Wer suchet der findet – Doch wie viel Zeit geht dabei verloren?

Wo liegt die aktuelle Version des Textes? Welche Datei enthält das finale Angebot? Hat der Kolle­ge das Projekt bereits abgerechnet? Mitarbeiter verbringen im Durchschnitt 9,6 Stunden pro Woche mit der Suche nach Dokumenten. Doch welche Dokumente werden besonders häufig gesucht und wie steht es um die revisionistischere Ablage von Informationen?

Gemeinsam mit dem Statistikportal Statista hat KYOCERA Document Solutions dazu 1.000 deutsche Büroangestellte in Deutschland befragt.

Knapp zwei Stunden pro Tag verbringen deutsche Büroangestellte im Durchschnitt allein mit administrativen Tätigkeiten.

Besonders zeitaufwändig empfinden Büroangestellte, die in sehr papier-­ und dokumentenintensiven Bereichen tätig sind die Suche nach Dokumenten. So gaben 64 Prozent der in Administration und Verwaltung beschäftigten Angestellten an, täglich mehr als 60 Minuten zu investieren. Im Bereich Finanzen und Buchhaltung waren es ganze 71 Prozent die sich mit Vorlagen, Verträge und Dateien suchen, drucken und ablegen beschäftigen müssen. Für gut 14 Prozent stellen die Tätigkeiten sogar eine Belastung dar.

Dabei findet nur jeder fünfte die Datenablage überhaupt effizient, auch wenn eine Mehrheit von 76 Prozent der befragten Büroangestellten, die eigenen administrativen Tätigkeiten zur Dokumenten­ablage für notwendig hält. Es hapert also an der Umsetzung. Hier besteht ein erhebliches Potenzial für Verbesserungen. Alarmierend ist auch, dass nur ungefähr ein Drittel der Befragen davon überzeugt ist, dass Dokumente vor Veränderung und Verfälschung geschützt sind.

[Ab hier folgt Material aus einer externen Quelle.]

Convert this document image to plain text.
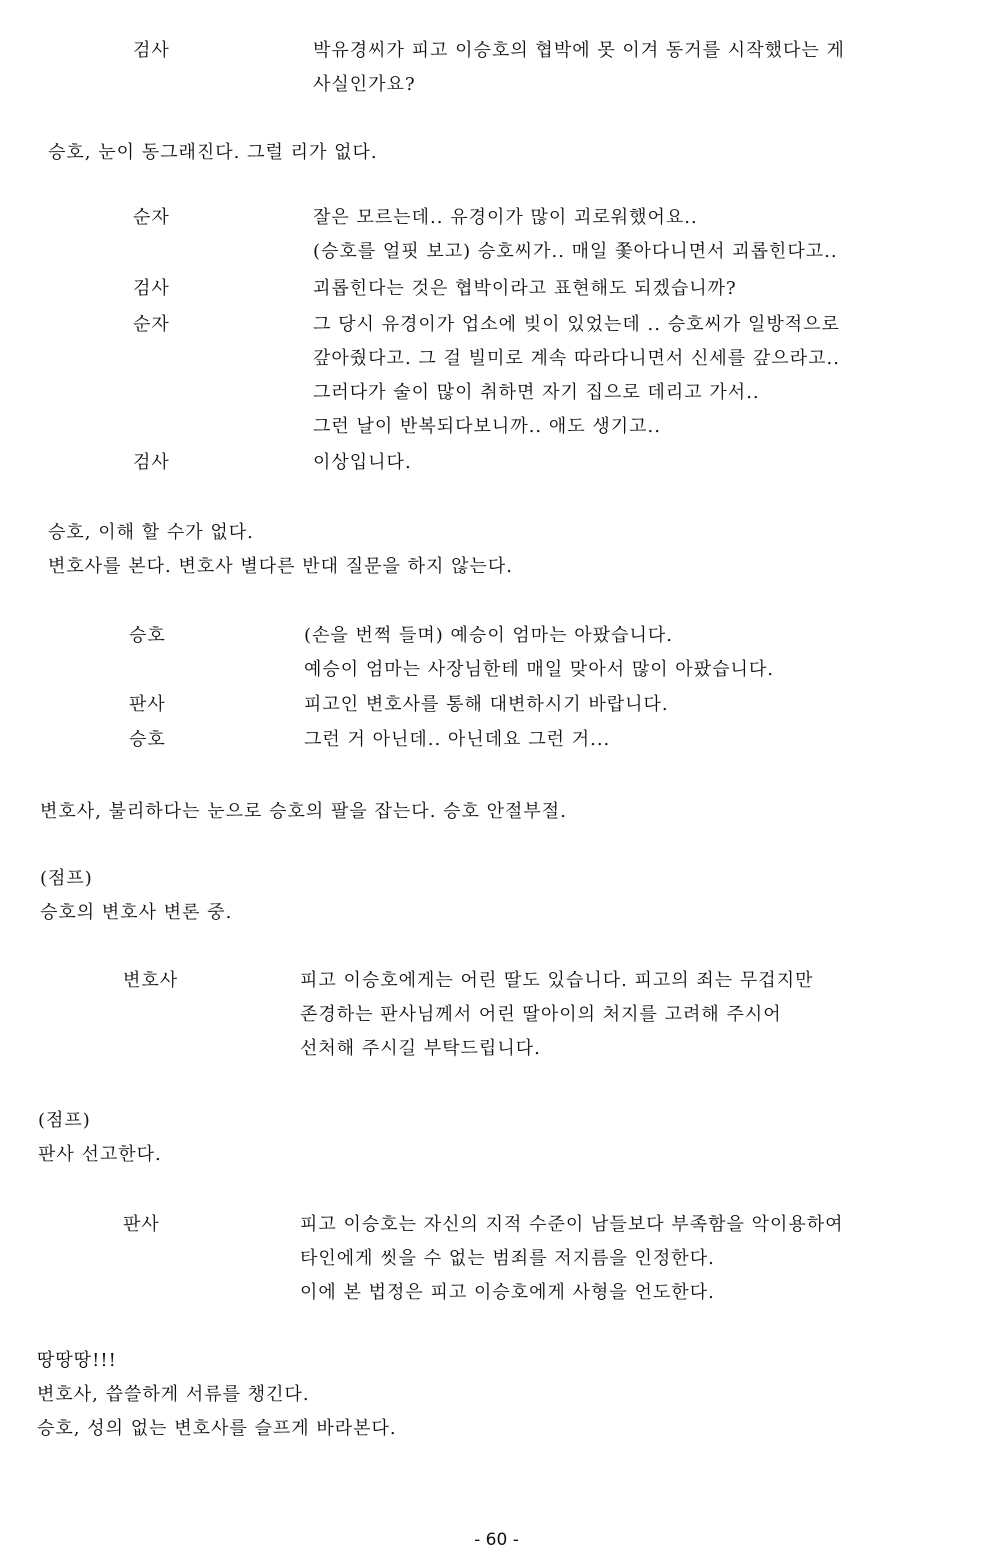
검사	박유경씨가 피고 이승호의 협박에 못 이겨 동거를 시작했다는 게
사실인가요?
승호, 눈이 동그래진다. 그럴 리가 없다.
순자	잘은 모르는데.. 유경이가 많이 괴로워했어요..
(승호를 얼핏 보고) 승호씨가.. 매일 쫓아다니면서 괴롭힌다고..
검사	괴롭힌다는 것은 협박이라고 표현해도 되겠습니까?
순자	그 당시 유경이가 업소에 빚이 있었는데 .. 승호씨가 일방적으로
갚아줬다고. 그 걸 빌미로 계속 따라다니면서 신세를 갚으라고..
그러다가 술이 많이 취하면 자기 집으로 데리고 가서..
그런 날이 반복되다보니까.. 애도 생기고..
검사	이상입니다.
승호, 이해 할 수가 없다.
변호사를 본다. 변호사 별다른 반대 질문을 하지 않는다.
승호	(손을 번쩍 들며) 예승이 엄마는 아팠습니다.
예승이 엄마는 사장님한테 매일 맞아서 많이 아팠습니다.
판사	피고인 변호사를 통해 대변하시기 바랍니다.
승호	그런 거 아닌데.. 아닌데요 그런 거...
변호사, 불리하다는 눈으로 승호의 팔을 잡는다. 승호 안절부절.
(점프)
승호의 변호사 변론 중.
변호사	피고 이승호에게는 어린 딸도 있습니다. 피고의 죄는 무겁지만
존경하는 판사님께서 어린 딸아이의 처지를 고려해 주시어
선처해 주시길 부탁드립니다.
(점프)
판사 선고한다.
판사	피고 이승호는 자신의 지적 수준이 남들보다 부족함을 악이용하여
타인에게 씻을 수 없는 범죄를 저지름을 인정한다.
이에 본 법정은 피고 이승호에게 사형을 언도한다.
땅땅땅!!!
변호사, 씁쓸하게 서류를 챙긴다.
승호, 성의 없는 변호사를 슬프게 바라본다.
- 60 -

Nur die Hälfte der deutschen Büroangestellten (49 Prozent) ist mit der Ablage von Dokumenten am eigenen Arbeitsplatz zufrieden. Je größer das Unternehmen, desto weniger zufriedenstellend ist die Ablage, bedingt durch die höhere Komplexität der Administration hier gaben nur 44 Prozent an, dass Dokumente im eigenen Unternehmen nachvollziehbar abgelegt und schnell auffindbar sind.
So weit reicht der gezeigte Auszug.